Contact: Sally Smith Clemens, product manager
Location: Center Valley, PA
Industry: Electronics, E-Commerce, B2C
Annual revenue: $10,000,000,000
Number of employees: 4,000
It is said that consumers are four times more likely to buy a product once they’ve held it in their hands. But if you know retail, you understand how challenging it can be to get people into stores, let alone within reaching distance of your product (and interested in handling it).
When electronics giant Olympus introduced a new SLR (single lens reflex) hybrid camera to the marketplace, it knew that it was vital that people get their hands on it; that's because one of the camera's major selling points was its advanced compact body design. In short, it was far more representative of a pocket-size point-and-shoot than the typical SLR with interchangeable lenses.
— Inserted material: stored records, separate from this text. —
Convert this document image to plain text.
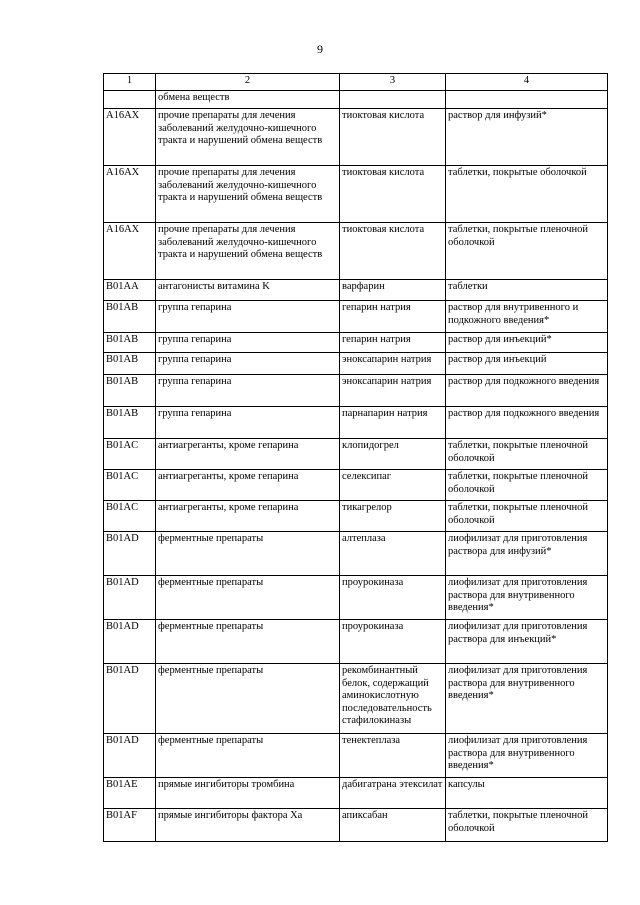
9
1	2	3	4
	обмена веществ		
A16AX	прочие препараты для лечения заболеваний желудочно-кишечного тракта и нарушений обмена веществ	тиоктовая кислота	раствор для инфузий*
A16AX	прочие препараты для лечения заболеваний желудочно-кишечного тракта и нарушений обмена веществ	тиоктовая кислота	таблетки, покрытые оболочкой
A16AX	прочие препараты для лечения заболеваний желудочно-кишечного тракта и нарушений обмена веществ	тиоктовая кислота	таблетки, покрытые пленочной оболочкой
B01AA	антагонисты витамина K	варфарин	таблетки
B01AB	группа гепарина	гепарин натрия	раствор для внутривенного и подкожного введения*
B01AB	группа гепарина	гепарин натрия	раствор для инъекций*
B01AB	группа гепарина	эноксапарин натрия	раствор для инъекций
B01AB	группа гепарина	эноксапарин натрия	раствор для подкожного введения
B01AB	группа гепарина	парнапарин натрия	раствор для подкожного введения
B01AC	антиагреганты, кроме гепарина	клопидогрел	таблетки, покрытые пленочной оболочкой
B01AC	антиагреганты, кроме гепарина	селексипаг	таблетки, покрытые пленочной оболочкой
B01AC	антиагреганты, кроме гепарина	тикагрелор	таблетки, покрытые пленочной оболочкой
B01AD	ферментные препараты	алтеплаза	лиофилизат для приготовления раствора для инфузий*
B01AD	ферментные препараты	проурокиназа	лиофилизат для приготовления раствора для внутривенного введения*
B01AD	ферментные препараты	проурокиназа	лиофилизат для приготовления раствора для инъекций*
B01AD	ферментные препараты	рекомбинантный белок, содержащий аминокислотную последовательность стафилокиназы	лиофилизат для приготовления раствора для внутривенного введения*
B01AD	ферментные препараты	тенектеплаза	лиофилизат для приготовления раствора для внутривенного введения*
B01AE	прямые ингибиторы тромбина	дабигатрана этексилат	капсулы
B01AF	прямые ингибиторы фактора Xa	апиксабан	таблетки, покрытые пленочной оболочкой
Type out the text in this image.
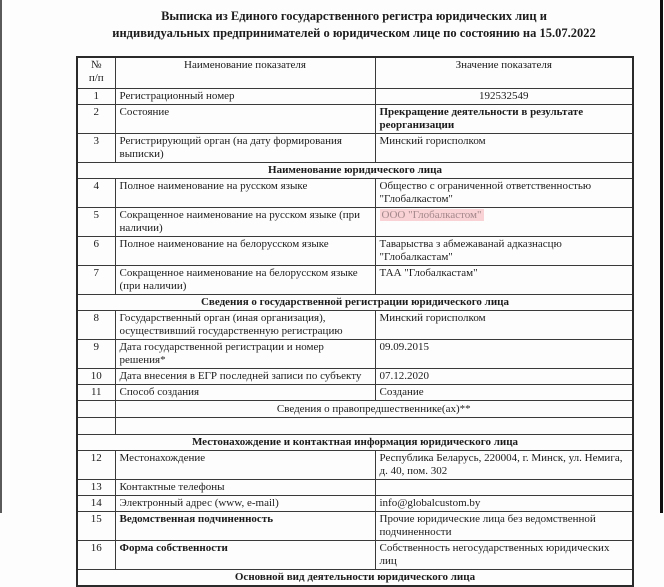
Выписка из Единого государственного регистра юридических лиц и
индивидуальных предпринимателей о юридическом лице по состоянию на 15.07.2022
№
п/п	Наименование показателя	Значение показателя
1	Регистрационный номер	192532549
2	Состояние	Прекращение деятельности в результате реорганизации
3	Регистрирующий орган (на дату формирования выписки)	Минский горисполком
Наименование юридического лица		
4	Полное наименование на русском языке	Общество с ограниченной ответственностью "Глобалкастом"
5	Сокращенное наименование на русском языке (при наличии)	ООО "Глобалкастом"
6	Полное наименование на белорусском языке	Таварыства з абмежаванай адказнасцю "Глобалкастам"
7	Сокращенное наименование на белорусском языке (при наличии)	ТАА "Глобалкастам"
Сведения о государственной регистрации юридического лица		
8	Государственный орган (иная организация), осуществивший государственную регистрацию	Минский горисполком
9	Дата государственной регистрации и номер решения*	09.09.2015
10	Дата внесения в ЕГР последней записи по субъекту	07.12.2020
11	Способ создания	Создание
	Сведения о правопредшественнике(ах)**	

Местонахождение и контактная информация юридического лица		
12	Местонахождение	Республика Беларусь, 220004, г. Минск, ул. Немига, д. 40, пом. 302
13	Контактные телефоны	
14	Электронный адрес (www, e-mail)	info@globalcustom.by
15	Ведомственная подчиненность	Прочие юридические лица без ведомственной подчиненности
16	Форма собственности	Собственность негосударственных юридических лиц
Основной вид деятельности юридического лица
To provide the masses with a hands-on experience that wouldn't require heading to the nearest store, Olympus trialed a new augmented-reality technology. Consumers could print out paper-doll versions of the product and test out its various features via an online interactive tutorial and simulation experience. The campaign even included social elements to motivate users to share these virtual experiences with their networks, and a contest was added to draw additional attention.
It worked. Within a month of the campaign's launch, more than 50,000 people played with the technology, and the company witnessed a jump in in-store inquiries and sales.
In case you haven't heard, a revolution is upon us in the field of digital photography. Olympus is helping to lead the charge with its PEN E-PL1 portable camera, featuring professional digital single lens reflex (DSLR) image quality, interchangeable lenses, point-and-shoot simplicity, and high-definition (HD) video. The camera's technology is based on the Micro Four Thirds system standard, which uses mirrorless technology to enable more compact camera body designs without stifling the creative control and interchangeable lens features of traditional SLRs.